I have disgressed from how StarCoder2 prepares its data format and applied FIM masking to individual files instead of grouping them by repository. This is because I don’t have access to the full repository data. There are three strategies to apply FIM masking: Prefix-Suffix-Middle (PSM), Suffix-Prefix-Middle (SPM) and Middle-only. StarCoder2 paper uses 50% PSM and 50% SPM only for training. I am using 50% PSM, 25% SPM and 25% M-only probabilties for these strategies. The objective is to predict next token using language model but the sequence is permuted so the model learns to generate the hidden span given prefix + suffix (PSM), suffix + prefix (SPM), or no surrounding context (M).

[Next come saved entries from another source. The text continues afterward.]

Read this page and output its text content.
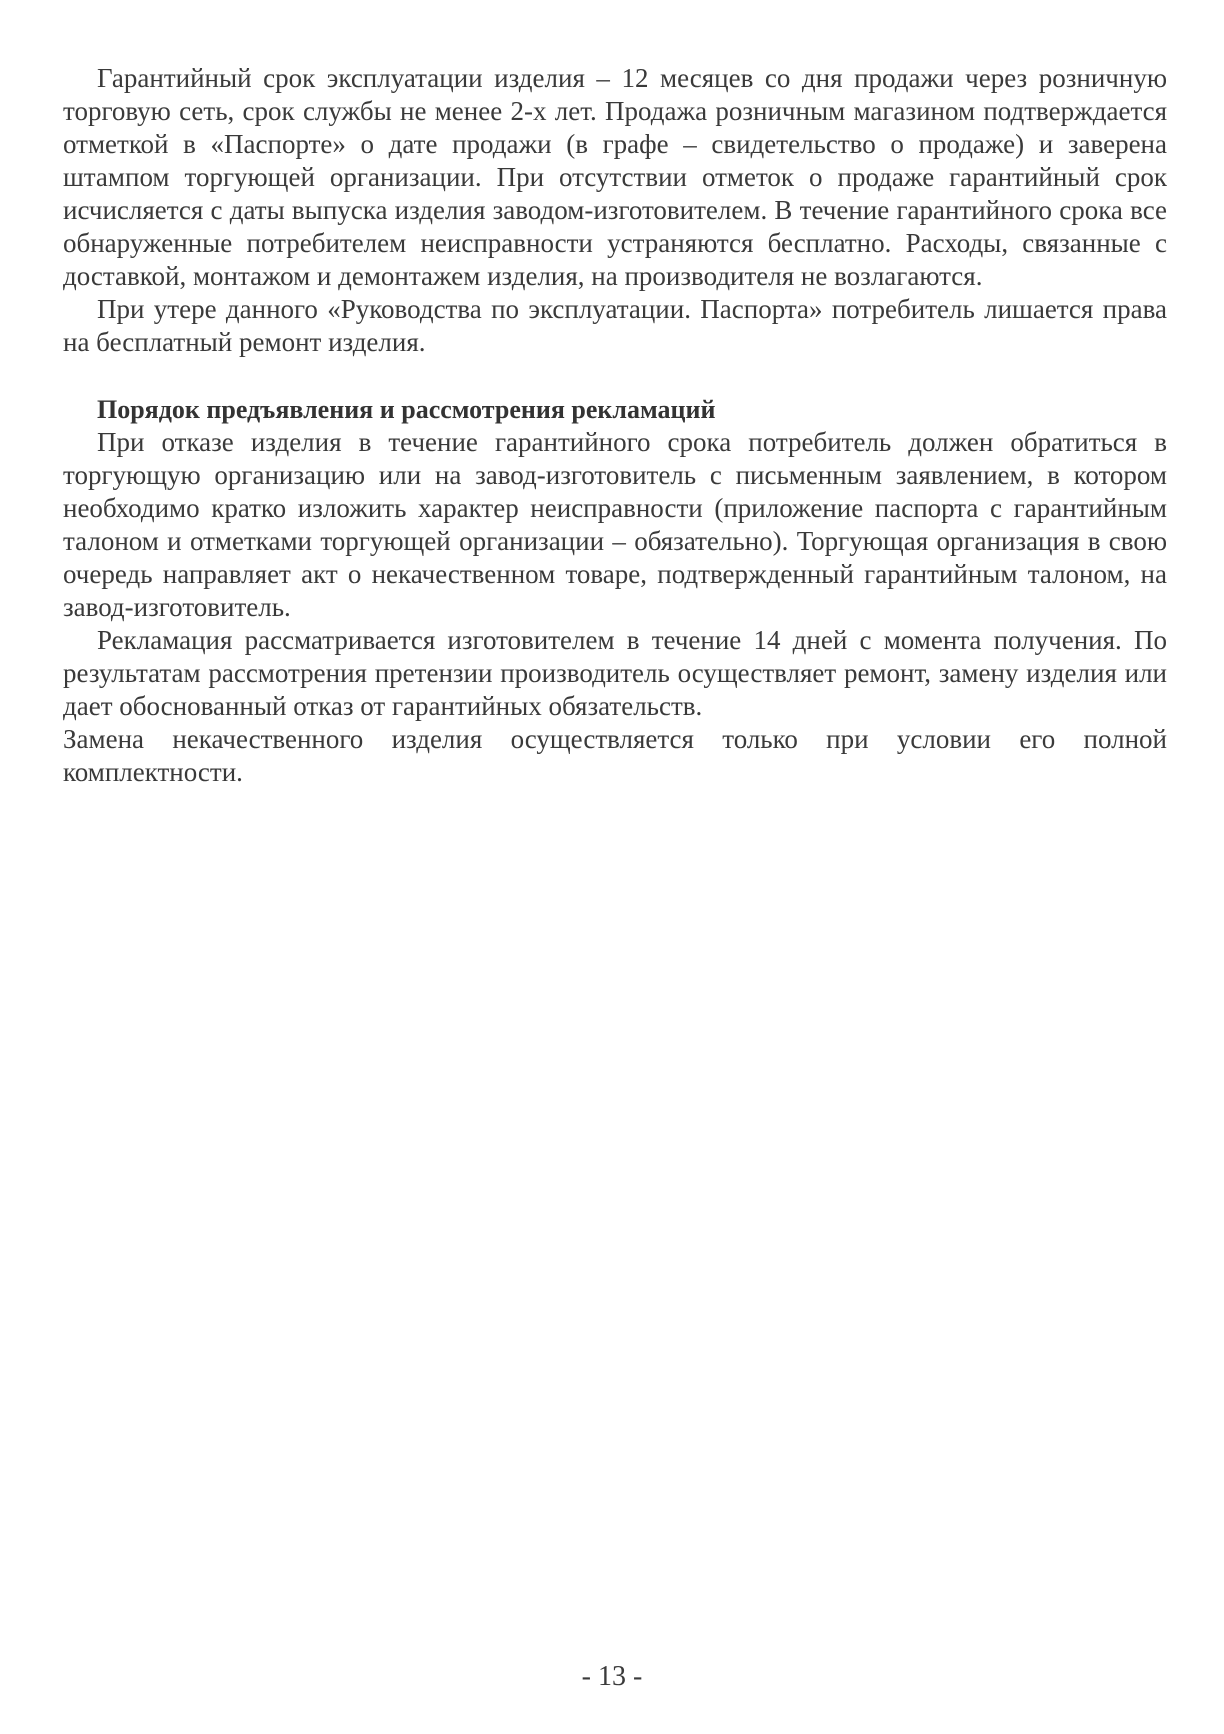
Гарантийный срок эксплуатации изделия – 12 месяцев со дня продажи через розничную торговую сеть, срок службы не менее 2-х лет. Продажа розничным магазином подтверждается отметкой в «Паспорте» о дате продажи (в графе – свидетельство о продаже) и заверена штампом торгующей организации. При отсутствии отметок о продаже гарантийный срок исчисляется с даты выпуска изделия заводом-изготовителем. В течение гарантийного срока все обнаруженные потребителем неисправности устраняются бесплатно. Расходы, связанные с доставкой, монтажом и демонтажем изделия, на производителя не возлагаются.

При утере данного «Руководства по эксплуатации. Паспорта» потребитель лишается права на бесплатный ремонт изделия.

Порядок предъявления и рассмотрения рекламаций

При отказе изделия в течение гарантийного срока потребитель должен обратиться в торгующую организацию или на завод-изготовитель с письменным заявлением, в котором необходимо кратко изложить характер неисправности (приложение паспорта с гарантийным талоном и отметками торгующей организации – обязательно). Торгующая организация в свою очередь направляет акт о некачественном товаре, подтвержденный гарантийным талоном, на завод-изготовитель.

Рекламация рассматривается изготовителем в течение 14 дней с момента получения. По результатам рассмотрения претензии производитель осуществляет ремонт, замену изделия или дает обоснованный отказ от гарантийных обязательств.

Замена некачественного изделия осуществляется только при условии его полной комплектности.

- 13 -
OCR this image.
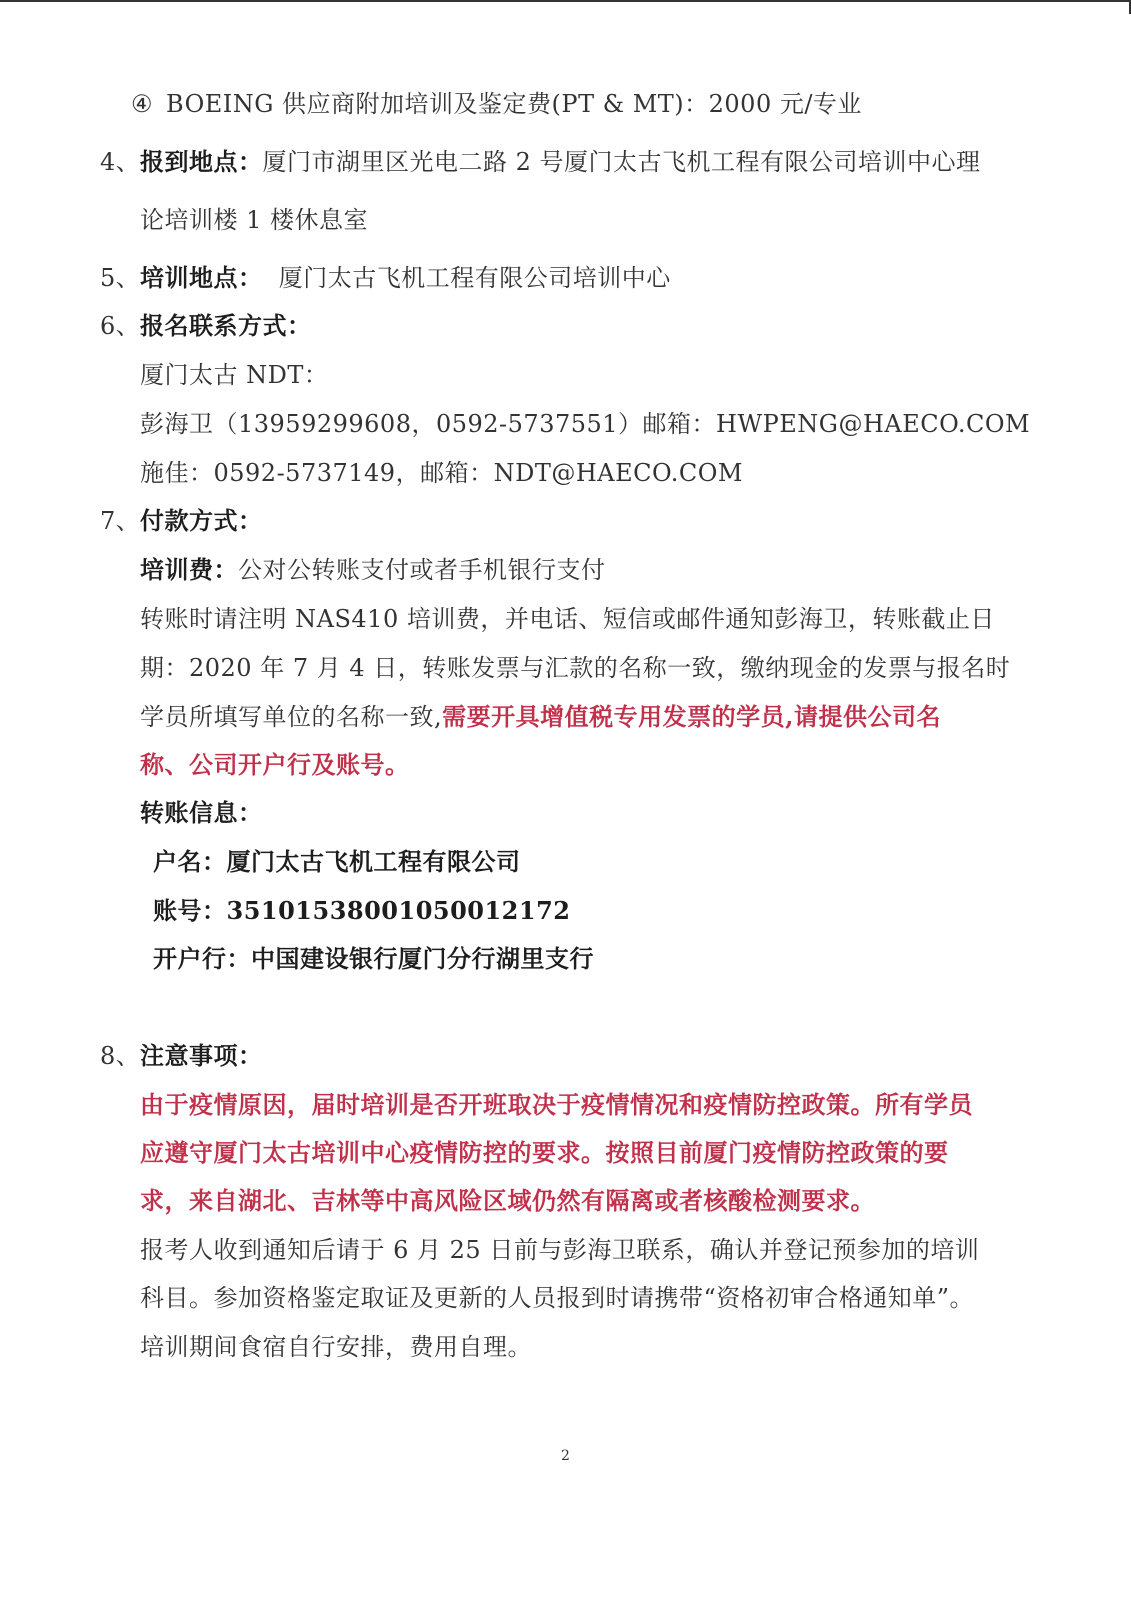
④ BOEING 供应商附加培训及鉴定费(PT & MT)：2000 元/专业
4、 报到地点：厦门市湖里区光电二路 2 号厦门太古飞机工程有限公司培训中心理
论培训楼 1 楼休息室
5、 培训地点： 厦门太古飞机工程有限公司培训中心
6、 报名联系方式：
厦门太古 NDT：
彭海卫（13959299608，0592-5737551）邮箱：HWPENG@HAECO.COM
施佳：0592-5737149，邮箱：NDT@HAECO.COM
7、 付款方式：
培训费：公对公转账支付或者手机银行支付
转账时请注明 NAS410 培训费，并电话、短信或邮件通知彭海卫，转账截止日
期：2020 年 7 月 4 日，转账发票与汇款的名称一致，缴纳现金的发票与报名时
学员所填写单位的名称一致,需要开具增值税专用发票的学员,请提供公司名
称、公司开户行及账号。
转账信息：
户名：厦门太古飞机工程有限公司
账号：35101538001050012172
开户行：中国建设银行厦门分行湖里支行
8、 注意事项：
由于疫情原因，届时培训是否开班取决于疫情情况和疫情防控政策。所有学员
应遵守厦门太古培训中心疫情防控的要求。按照目前厦门疫情防控政策的要
求，来自湖北、吉林等中高风险区域仍然有隔离或者核酸检测要求。
报考人收到通知后请于 6 月 25 日前与彭海卫联系，确认并登记预参加的培训
科目。参加资格鉴定取证及更新的人员报到时请携带“资格初审合格通知单”。
培训期间食宿自行安排，费用自理。
2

We have to create a data pipeline that reads the data from HF dataset, applies FIM masking and creates batches for training. TorchTitan provides a support for Hugging Face datasets via HuggingFaceTextDataset class. This class prepares data to generate pair of input and label. TorchTitan provides ParallelAwareDataloader class that creates dataloader with support for distributed training.

To support FIM masking, I created a custom dataset class that preprocesses the data in format required for FIM task.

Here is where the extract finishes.